For most organizations that have been around for more than a century, staying relevant in the lives of their consumers may present a challenge. That hasn’t been the case for Planned Parenthood. Women fighting for autonomy over their bodies has been a persistent struggle throughout its history.
“The actual idea of Planned Parenthood is that your body and your pleasure are your own–and that has been the idea of Planned Parenthood for 101 years,” says Dawn Laguens, executive vice president and chief experience officer of Planned Parenthood. “Sadly, that’s still a very radical idea, as we’ve seen through the Me Too movement, through all of the attacks by this administration, by the fact that many women still can’t have access to the basic healthcare that they need, that they are shamed and stigmatized for being sexual.”
How Planned Parenthood is getting its mission across has evolved to include everything from VR experiences to period tracking apps to chatbots. For Laguens, it’s not necessarily a question of if Planned Parenthood can stay relevant, it’s how they’re actually doing it.
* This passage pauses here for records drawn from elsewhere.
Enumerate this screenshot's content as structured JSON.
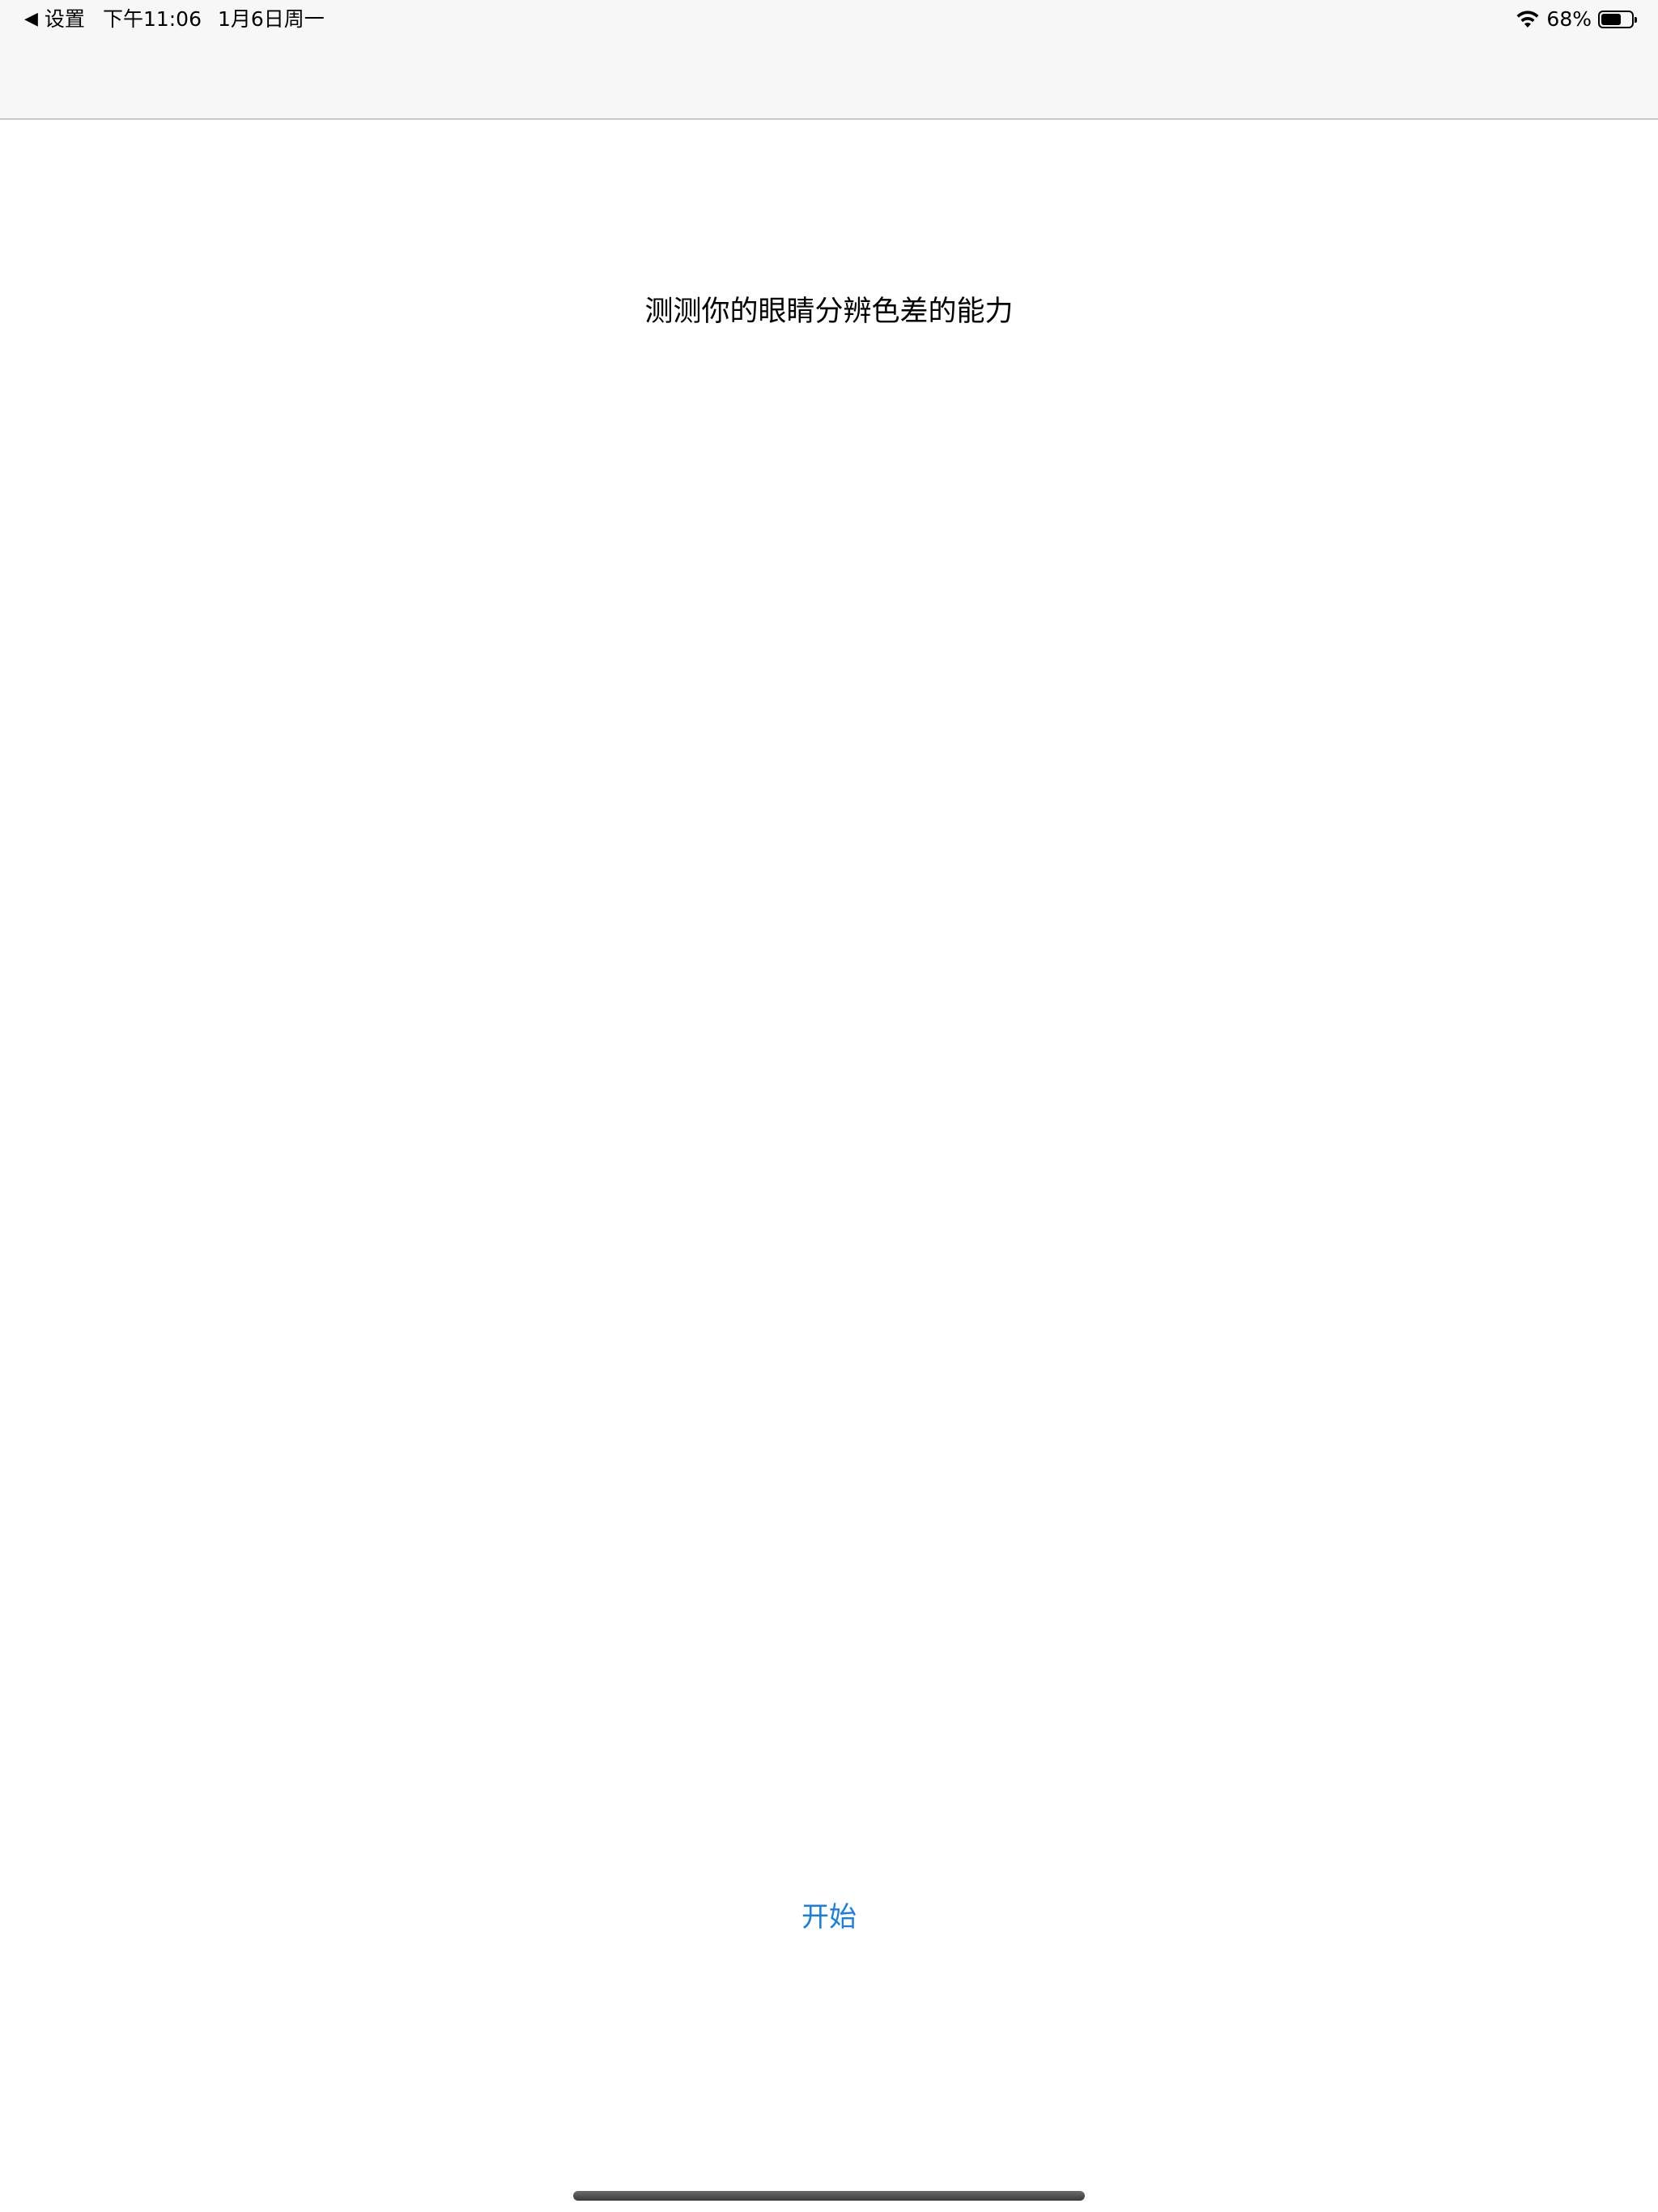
{
  "status_bar": {
    "back_label": "设置",
    "time": "下午11:06",
    "date": "1月6日周一",
    "battery_percent": "68%",
    "battery_level": 0.68,
    "icons": {
      "back": "back-arrow-icon",
      "wifi": "wifi-icon",
      "battery": "battery-icon"
    }
  },
  "main": {
    "headline": "测测你的眼睛分辨色差的能力",
    "start_label": "开始"
  },
  "colors": {
    "accent": "#1a7fe3",
    "nav_background": "#f7f7f7",
    "background": "#ffffff",
    "text": "#000000"
  }
}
And seeing as how Trump’s administration is hell-bent on dismantling key elements of women’s healthcare, building a digital arsenal is a must.
Last April, the Trump administration announced that it would curtail Title X, a program that secured low-income patients in getting the most qualified providers, in lieu of promoting abstinence or fertility awareness methods (i.e., the rhythm method), which is used by less than 1% of reproductive age women. Nebraska governor Pete Ricketts recently signed legislation that blocks Title X, effectively removing affordable healthcare for more than 8,000 Planned Parenthood patients in his state.
It’s unlikely Nebraska will be the only state to evoke such measures, or that the Trump administration has any plans to ease its crusade against women. But as polarizing as Planned Parenthood may seem, Laguens is adamant in pointing out the overwhelming amount of support they also receive and how the organization is adapting to keep it that way.
“It is a common notion among media and political elites that somehow it’s a 50/50 proposition or that maybe a lot of people don’t like Planned Parenthood. In every survey over 70% of people say they favor Planned Parenthood,” Laguens says. “We’re real in their lives–we’re just a topic in this other group of people’s lives.”
In addition to initiatives like Business for Birth Control, a campaign launched in October that focuses on businesses pledging to continue offering birth control despite rollbacks from Trump’s administration, Planned Parenthood has been leaning more on tech to be a meaningful presence in the lives of the women it serves.
Planned Parenthood’s Chat/Text program, a service that allows users to text or instant message with a health educator, hit 1 million conversations in April, but Laguens is hoping to up that number with a chatbot they’re working on that will available 24/7.
Planned Parenthood is also leaning into the VR space, having produced, Across the Line, and experience aimed at giving a first-hand account of a patient crossing petition lines as she enters a health center for an abortion.
“Once you’ve been threatened with eternal damnation in the lake of fire and called a wicked Jezebel feminist, among the nicest things they say, you actually have a lot more empathy for somebody who’s trying to get an abortion,” Laguens says. “And so we’re trying to use that even with police and people in law enforcement to at least have empathy and understanding for what people are facing.”
Keeping that VR momentum going, they’re also working with researchers at MIT and Stanford, as well as Facebook and Oculus, to create immersive programs for young people that deal with issues like consent negation.
“It’s not about like, oh isn’t this cool?” Laguens says. “It’s about what are the real-life applications where this can improve care and improve decision making and improve the lives that people are going to have.”
Laguens also mentions they’re experimenting with Facebook Spaces, Facebook’s VR app that uses avatars to create a personalized environments with friends and family, to see if its more conducive to having tough or awkward conversations related to sex.
“Fewer than half of parents have ever talked to their teens about how to use a condom,” Laguens says. “So there’s a lot of talking that’s not happening and we know sex ed is so pathetic in so many places. ‘Have sex and you’ll die’–that’s kind of their messages, rather than [sex is] a good thing but do it right for yourself and others.”
“If parents and kids met in Facebook Spaces,” Laguens continues, “could they have equal or better talks with each other if they’re meeting as avatars rather than uncomfortableness?”
Of course, much of Planned Parenthood forging into the tech space has been under the helm of president Cecile Richards, who announced earlier this year that she would be stepping down after serving for more than a decade.
“The thing about Planned Parenthood is it’s been here for 101 years and we’ve had many great leaders. And each of these people brought their unique stamp and propelled the organization forward. Part of what made them great was not just their leadership but their ‘leaver-ship,’ which is they knew when to leave,” Laguens says. “They built the team and the resources and they left at the top, not on the way down. I believe that this will be our greatest year ever. Not because without Cecile but because of what she has put in place and what we will carry forward and a new leader will pick up.”